People who suffer from schizophrenia often exhibit an inability to illustrate context-dependent memory, an inability to show affective valence – proper emotions, and an inability for attentional and temporal processes. Synaptic gating seems to illustrate why all of these inabilities develop. In particular, hippocampal input into the nucleus accumbens, a region of the basal ganglia, acts as a gate creating a more depolarized up state within the accumbens neurons allowing them to be more receptive to innervation from the prefrontal cortex (PFC). In addition, amygdala input, in much the same way, acts as a gate creating a more depolarized state within the accumbens neurons although this depolarized state is much more transient. All in all, nucleus accumbens neurons are bistable. People with schizophrenia have damage to the hippocampus and amygdala illustrating improper gating and resulting in nucleus accumbens neurons being in the down position. This is why people with schizophrenia display an inability for context-dependent memory and their inability to show proper affective valence. In addition, because accumbens neurons are in the down position they are not as receptive to PFC stimulation and therefore people with schizophrenia show problems with attentional deficits. The gating theory of schizophrenia posits a bistable nucleus accumbens neuron that when gated improperly leads to a wealth of behavioral and memory deficits.

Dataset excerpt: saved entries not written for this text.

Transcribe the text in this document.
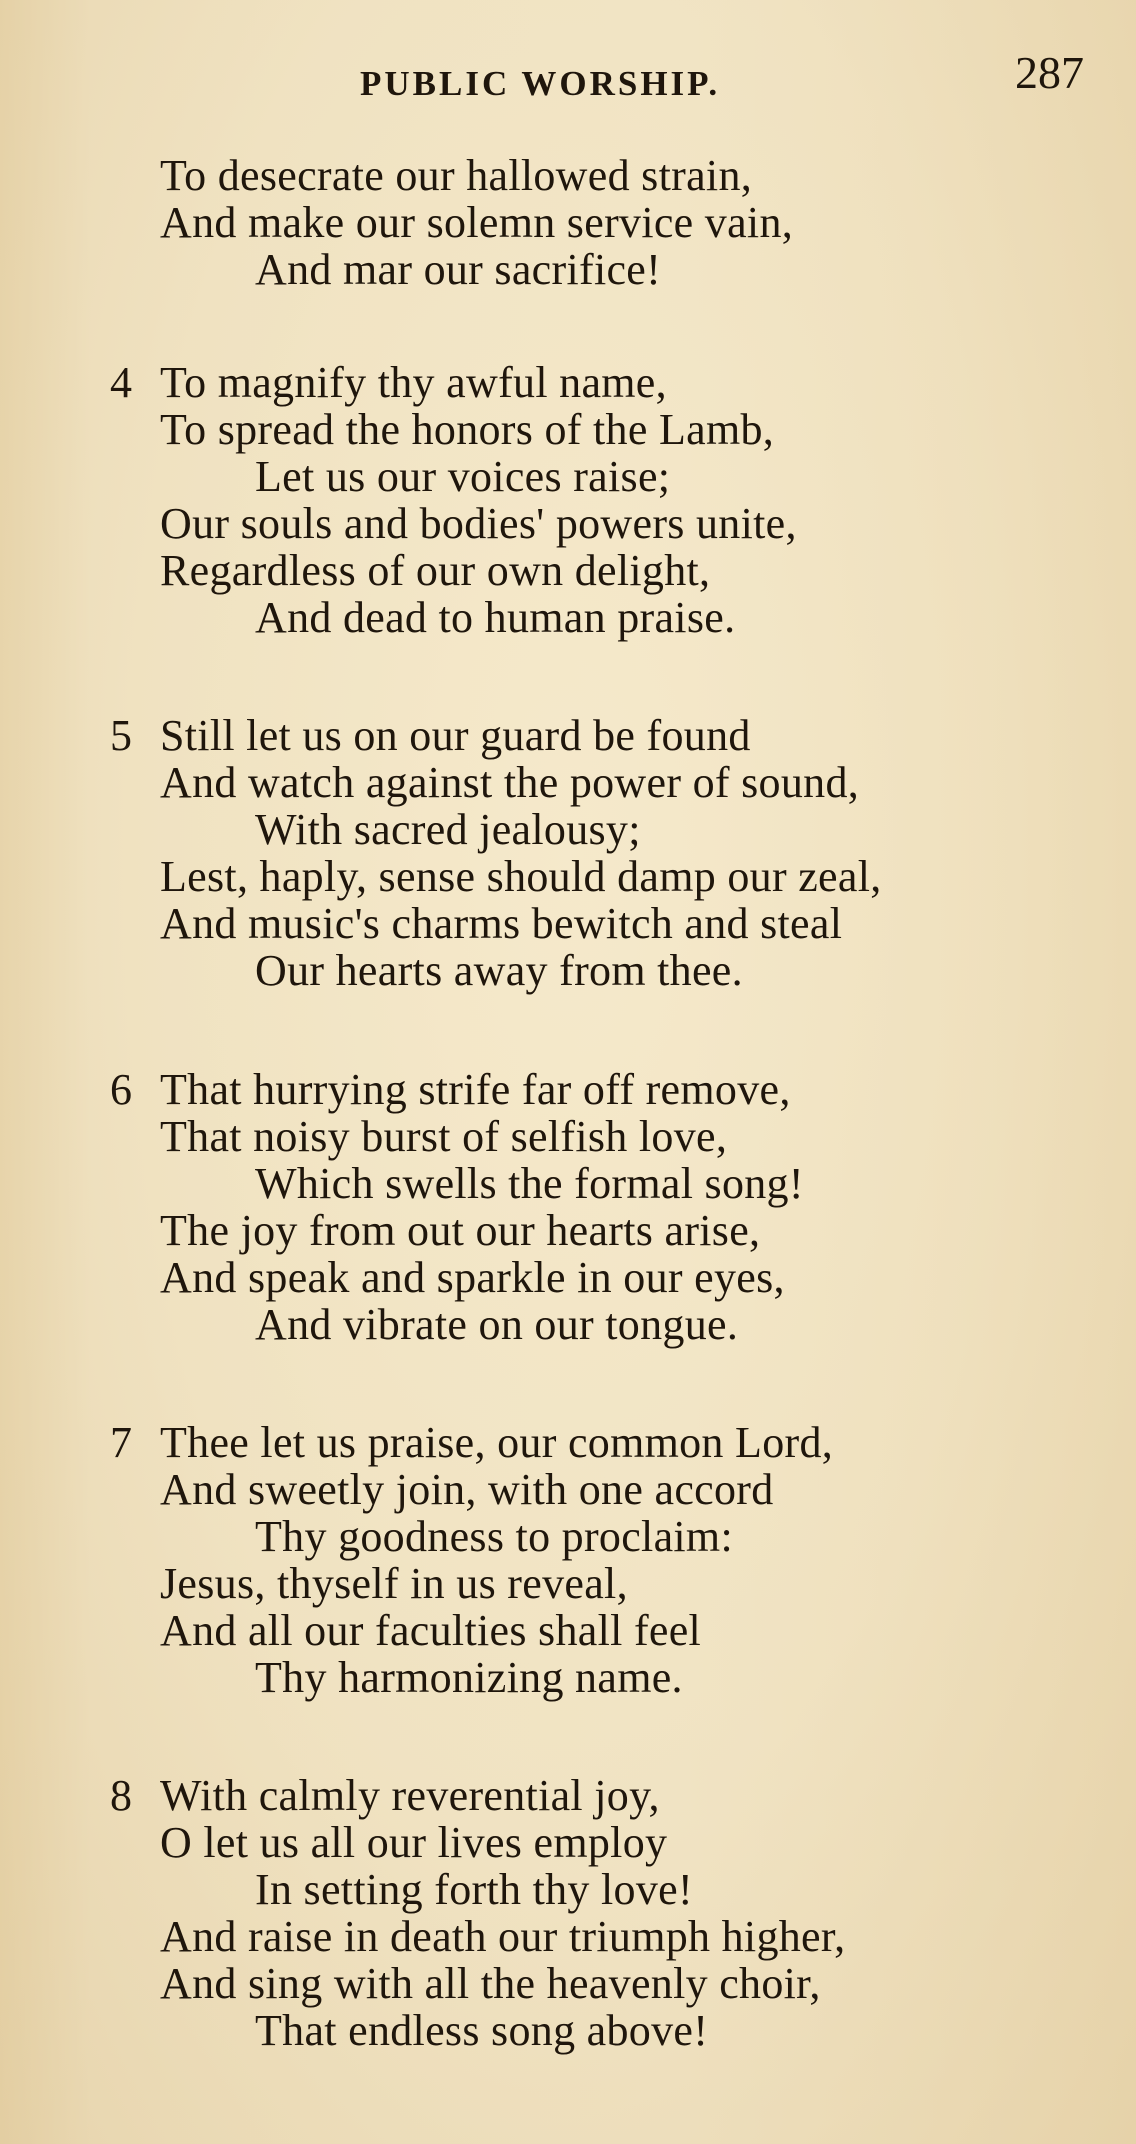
PUBLIC WORSHIP.	287
To desecrate our hallowed strain,
And make our solemn service vain,
And mar our sacrifice!
4 To magnify thy awful name,
To spread the honors of the Lamb,
Let us our voices raise;
Our souls and bodies' powers unite,
Regardless of our own delight,
And dead to human praise.
5 Still let us on our guard be found
And watch against the power of sound,
With sacred jealousy;
Lest, haply, sense should damp our zeal,
And music's charms bewitch and steal
Our hearts away from thee.
6 That hurrying strife far off remove,
That noisy burst of selfish love,
Which swells the formal song!
The joy from out our hearts arise,
And speak and sparkle in our eyes,
And vibrate on our tongue.
7 Thee let us praise, our common Lord,
And sweetly join, with one accord
Thy goodness to proclaim:
Jesus, thyself in us reveal,
And all our faculties shall feel
Thy harmonizing name.
8 With calmly reverential joy,
O let us all our lives employ
In setting forth thy love!
And raise in death our triumph higher,
And sing with all the heavenly choir,
That endless song above!
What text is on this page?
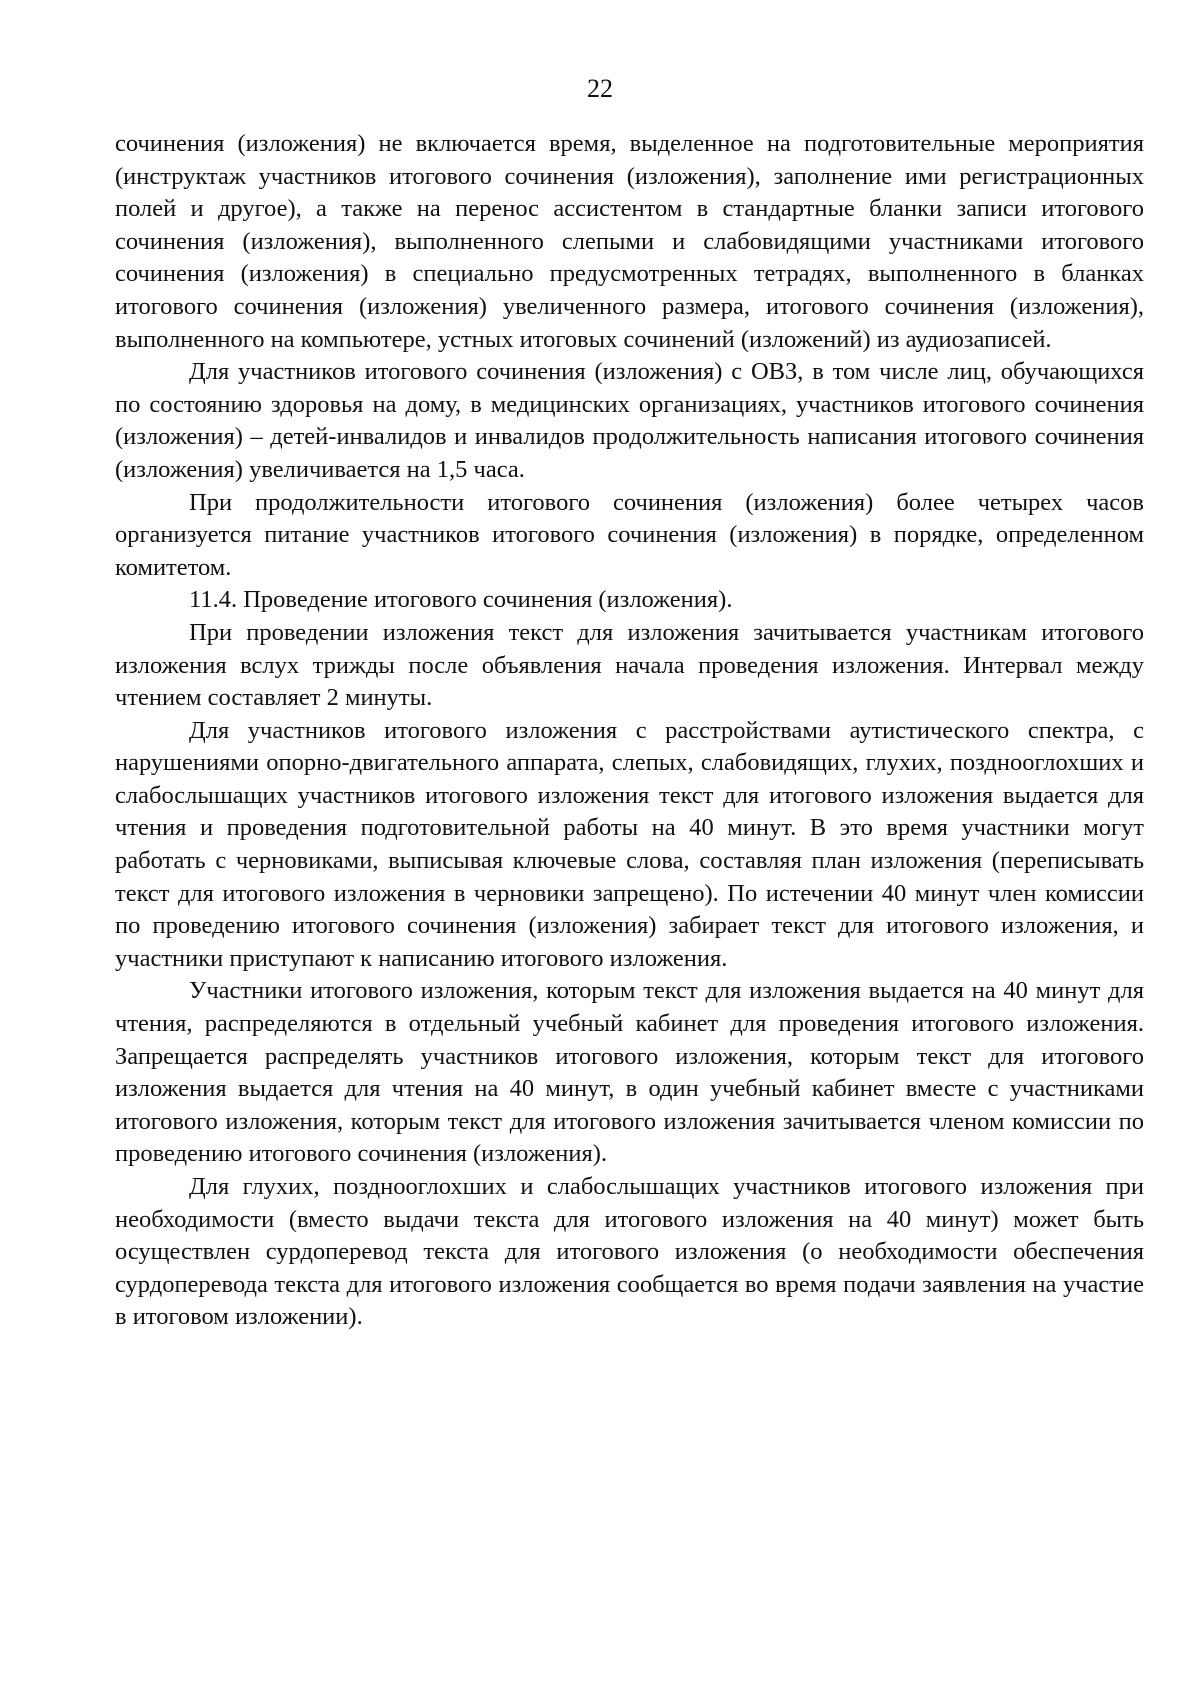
22

сочинения (изложения) не включается время, выделенное на подготовительные мероприятия (инструктаж участников итогового сочинения (изложения), заполнение ими регистрационных полей и другое), а также на перенос ассистентом в стандартные бланки записи итогового сочинения (изложения), выполненного слепыми и слабовидящими участниками итогового сочинения (изложения) в специально предусмотренных тетрадях, выполненного в бланках итогового сочинения (изложения) увеличенного размера, итогового сочинения (изложения), выполненного на компьютере, устных итоговых сочинений (изложений) из аудиозаписей.

Для участников итогового сочинения (изложения) с ОВЗ, в том числе лиц, обучающихся по состоянию здоровья на дому, в медицинских организациях, участников итогового сочинения (изложения) – детей-инвалидов и инвалидов продолжительность написания итогового сочинения (изложения) увеличивается на 1,5 часа.

При продолжительности итогового сочинения (изложения) более четырех часов организуется питание участников итогового сочинения (изложения) в порядке, определенном комитетом.

11.4. Проведение итогового сочинения (изложения).

При проведении изложения текст для изложения зачитывается участникам итогового изложения вслух трижды после объявления начала проведения изложения. Интервал между чтением составляет 2 минуты.

Для участников итогового изложения с расстройствами аутистического спектра, с нарушениями опорно-двигательного аппарата, слепых, слабовидящих, глухих, позднооглохших и слабослышащих участников итогового изложения текст для итогового изложения выдается для чтения и проведения подготовительной работы на 40 минут. В это время участники могут работать с черновиками, выписывая ключевые слова, составляя план изложения (переписывать текст для итогового изложения в черновики запрещено). По истечении 40 минут член комиссии по проведению итогового сочинения (изложения) забирает текст для итогового изложения, и участники приступают к написанию итогового изложения.

Участники итогового изложения, которым текст для изложения выдается на 40 минут для чтения, распределяются в отдельный учебный кабинет для проведения итогового изложения. Запрещается распределять участников итогового изложения, которым текст для итогового изложения выдается для чтения на 40 минут, в один учебный кабинет вместе с участниками итогового изложения, которым текст для итогового изложения зачитывается членом комиссии по проведению итогового сочинения (изложения).

Для глухих, позднооглохших и слабослышащих участников итогового изложения при необходимости (вместо выдачи текста для итогового изложения на 40 минут) может быть осуществлен сурдоперевод текста для итогового изложения (о необходимости обеспечения сурдоперевода текста для итогового изложения сообщается во время подачи заявления на участие в итоговом изложении).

==Current and future research==
Current research now has shed light on the fact that the bistability of a neuron may be part of a larger bistable neural network. Evidence of a bistable network has been shown with the interneurons of the auditory cortex. The stable states of this auditory cortex network are either synchronous or antisynchronous, which illustrates its bistable nature. When auditory interneurons were coupled with electrical and chemical inhibitory synapses, a bimodal firing pattern was observed. This bimodal pattern illustrates the bistability of the network to fire at either a synchronous or antisynchronous state. These two states could be modes by which an individual perceives different frequencies in sound waves. Future research is looking into whether this bistable network embodies many of the properties of a bistable neuron, and if there is a larger gatekeeper modulating the network as a whole.

It has been shown that nucleus accumbens neurons are capable of being gated because they are bistable. Recent evidence has shown that neurons in the cortex are also bistable, and thus also able to be gated. There appear to be three different types of gating circuits – one that is controlled by the cortex, one that is controlled by the association nuclei in the thalamus, and one that is controlled by circuits spanning the basal ganglia, cortex, and the thalamus. Strong evidence has concluded that gating from thalamus impacts the prefrontal cortex response from the hippocampus. This is seen as either an enhancement or a suppression illustrating the bistability of the process. It has been proven that nucleus accumbens neurons act as a gate yet do the neurons in the cortex act in the same manner? Future research will look at similarities between the two sets of bistable neurons. In addition, the mechanism of shifting the bistable neurons to their “down” state needs to be expanded upon. This state leads to inhibition and thus are their inhibitory interneurons that modulate this shift and if so are inhibitory neurotransmitters such as GABA involved? Lastly, neurons capable of modulating gates such as hippocampal and thalamic neurons can contact many different areas of the brain. With increasing research saying that neurons in the cortex, nucleus accumbens, and cerebellum are all able to be gated, can the hippocampus modulate the signals for all of these and if so can it connect these different brain areas into a much larger neural network capable of being modulated all at once? These are the questions at the heart of synaptic gating in the future.